Evelyn Cao - The Authenticity Engine (Youtube AI Case Study)

Project: The Authenticity Engine | Case Study in AI Systems Design

Role: AI Prompt Architect & Systems Designer
Stack: Midjourney (v6.1) (used for Image Generation), Notion (used for Database Architecture), Figma (used for UI/UX), Gemini (v3.1) (used for Image Generation, and Project Clean Up.)

OBJECTIVE
Leveraging my expertise in UX documentation and systems design to reinvent how the YouTube brand tells stories. I aim to build scalable, brand-aligned prompt libraries that empower creators and producers to push the boundaries of Shorts, Subscriptions, and digital narrative, ensuring every AI-generated output feels authentically human and impactful.

Project Overview and logic

Define a scalable, modular prompting system for YouTube Lifestyle creators that avoids "AI Plasticity" and leans into "Human Imperfection."
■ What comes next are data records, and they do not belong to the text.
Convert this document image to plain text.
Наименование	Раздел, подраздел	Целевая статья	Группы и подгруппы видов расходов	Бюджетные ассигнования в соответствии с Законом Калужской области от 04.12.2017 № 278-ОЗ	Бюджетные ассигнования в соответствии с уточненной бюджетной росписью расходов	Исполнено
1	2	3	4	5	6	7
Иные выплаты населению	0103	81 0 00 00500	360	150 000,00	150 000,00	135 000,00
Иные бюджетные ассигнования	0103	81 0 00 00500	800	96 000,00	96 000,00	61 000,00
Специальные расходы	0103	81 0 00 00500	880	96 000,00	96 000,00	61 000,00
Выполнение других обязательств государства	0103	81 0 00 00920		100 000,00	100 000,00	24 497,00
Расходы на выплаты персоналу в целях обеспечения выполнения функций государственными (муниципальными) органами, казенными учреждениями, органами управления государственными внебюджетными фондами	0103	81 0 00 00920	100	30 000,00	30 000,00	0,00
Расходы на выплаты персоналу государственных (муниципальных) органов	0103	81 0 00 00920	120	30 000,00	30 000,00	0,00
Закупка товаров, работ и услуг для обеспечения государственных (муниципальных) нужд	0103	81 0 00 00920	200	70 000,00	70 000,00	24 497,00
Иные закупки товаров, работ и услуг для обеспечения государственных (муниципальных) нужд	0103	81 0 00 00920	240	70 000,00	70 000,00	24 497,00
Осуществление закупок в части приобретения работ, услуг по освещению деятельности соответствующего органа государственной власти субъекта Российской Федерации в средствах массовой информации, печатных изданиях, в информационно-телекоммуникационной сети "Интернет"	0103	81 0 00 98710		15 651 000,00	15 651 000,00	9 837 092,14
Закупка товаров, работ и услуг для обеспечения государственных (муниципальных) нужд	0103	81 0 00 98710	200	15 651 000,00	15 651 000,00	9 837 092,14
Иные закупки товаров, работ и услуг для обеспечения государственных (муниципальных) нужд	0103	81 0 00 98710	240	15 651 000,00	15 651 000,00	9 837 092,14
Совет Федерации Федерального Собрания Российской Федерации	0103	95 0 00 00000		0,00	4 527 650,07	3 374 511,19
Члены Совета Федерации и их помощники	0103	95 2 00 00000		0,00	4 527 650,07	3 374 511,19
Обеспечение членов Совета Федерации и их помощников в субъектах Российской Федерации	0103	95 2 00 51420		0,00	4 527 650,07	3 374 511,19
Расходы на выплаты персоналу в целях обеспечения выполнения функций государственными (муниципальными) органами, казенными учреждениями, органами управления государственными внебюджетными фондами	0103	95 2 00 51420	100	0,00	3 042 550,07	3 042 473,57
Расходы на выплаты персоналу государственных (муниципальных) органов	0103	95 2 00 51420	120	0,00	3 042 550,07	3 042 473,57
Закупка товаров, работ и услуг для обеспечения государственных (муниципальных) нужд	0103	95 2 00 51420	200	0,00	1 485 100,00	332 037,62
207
The Core Logic (The "If/Then" Matrix)

IF [Platform] = YouTube Shorts/Vlog
AND [Tone] = Relatable/Witty
THEN [Constraint] = 35mm Lens + Natural Lighting + Environmental Disruption (Messy Desk, Half-eaten food).

The "Master Template" (Product Handoff Format)

Asset Name: [e.g., The Relatable Neurologist]
Status: v1.2 (Production Ready) Target Vertical: Lifestyle / Professional Education
A. The Technical Requirements (The Prompt)
[Subject] + [Setting] + [Technical Hardware] + [Lighting Profile] + [The "Wit" Variable] + [Post-Processing]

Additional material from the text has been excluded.